Caki Wilkinson on “Third Standoff”
The Headset Voice vs. Wynona
So you wanted rum with bossa nova, not
a snare drum, not your uncle's chilidogs;
wanted a big job, big deal, big ideas,
a title worth its tonnage on the tongue;
you wanted win-win worry, legs for days,
less box fan, much more circulation—fine.
Want all you want, it doesn't change a thing
about your perm, how even as we speak
your waves engage another decade, poofed
from haze and rain like platinum cotton candy;
it doesn't change a thing about the rain,
the pistol in your brother's glove compartment,
and how you never would've voted gauche
the theme of this, your thirty-somethingth birthday.
Your cousin JJ's staring at your chest.
You're wearing your old Lady Raiders shorts,
and all the first-team trophies time can hold
won't make you love the game the way you did
those first long summers when you played with ghosts
and won. Do-over is the single wish
most candles can attest to, but it's best
to lighten up. You really shouldn't screen
your calls by saying "I'm afraid she's dead."
Your not enough is someone else's much
too much, and celebrations aren't exempt
from dread. So have an icing rose and know
the swollen note too heavy for your throat
may well be hope, whose gaudiest disguise
is pride, and you can choke it down from here
to kingdom come, or you can muster up
the gracious face it takes to see the worst
has yet to be conceived—the running sum
of what's gone wrong and going wrong is just
a twinkle in the eye of everything.
On "Third Standoff"
"Third Standoff," which appears near the end of The Wynona Stone Poems, is the last of the "Standoffs" between various people in Wynona's life. First, she tries and fails to confront her boss, Lois; later a horde of Wynona's former lovers takes on her latest squeeze, the Channel 5 weatherman. But "Third Standoff" is unique in that it addresses Wynona directly. The speaker, and Wynona's opponent, is "the headset voice," part character and part sensibility, a voice in Wynona's head that suggests both the radioed demands of a higher-up and the way your own voice sounds when your plug your ears or have a cold.
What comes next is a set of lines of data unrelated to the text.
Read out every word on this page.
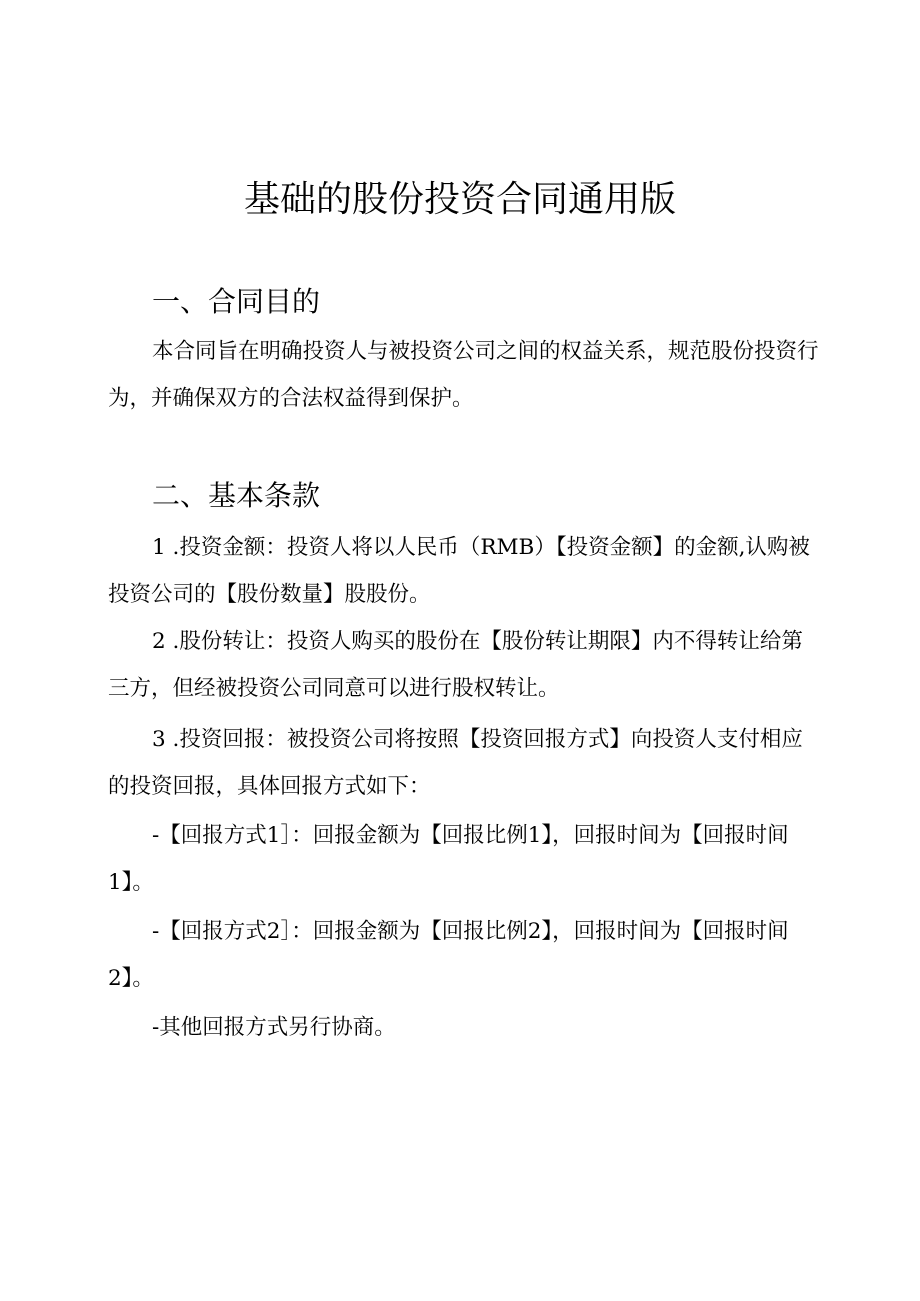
基础的股份投资合同通用版
一、合同目的

本合同旨在明确投资人与被投资公司之间的权益关系，规范股份投资行为，并确保双方的合法权益得到保护。

二、基本条款

1 .投资金额：投资人将以人民币（RMB）【投资金额】的金额,认购被投资公司的【股份数量】股股份。

2 .股份转让：投资人购买的股份在【股份转让期限】内不得转让给第三方，但经被投资公司同意可以进行股权转让。

3 .投资回报：被投资公司将按照【投资回报方式】向投资人支付相应的投资回报，具体回报方式如下：

-【回报方式1］：回报金额为【回报比例1】，回报时间为【回报时间1】。

-【回报方式2］：回报金额为【回报比例2】，回报时间为【回报时间2】。

-其他回报方式另行协商。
The poem started with an image—Wynona in the backyard, frizzy-headed and regretful, wearing her high school basketball shorts (which, thanks to the miracle of nylon mesh, look good as new)—and grew around it, with the final version pitting Wynona against her invisible opponent while a crowd of relatives tries their best to throw her a birthday party. Camped out by the crusty grill, Uncle Stone blisters hotdogs and ladles chili. Cousin JJ can't quit looking at Wynona's boobs, her brother's in trouble again, and just outside the frame some drunk or slow-witted guest of guests dolefully beats a snare drum. Wynona's disappointed, but can we blame her? She imagined a more exotic celebration. She imagined more in general.
The headset voice, however, doesn't have much patience for Wynona's moping. Whether it's pride or hope that's keeping her from feeling grateful, she'd better swallow it because—depending on how you read the ending—either her list of worries won't matter a bit in the grand scheme or, more troubling, she has no idea how bad things will get once "the worst" rears its ugly head. There's a paradox at the center of this standoff: the headset voice wants to knock some sense into Wynona, whose mind is always somewhere else, but as long as Wynona listens to the headset voice she can't be where she is. She fidgets and tries to clear her throat, and the party carries on around her. It's hard to say who the winner is.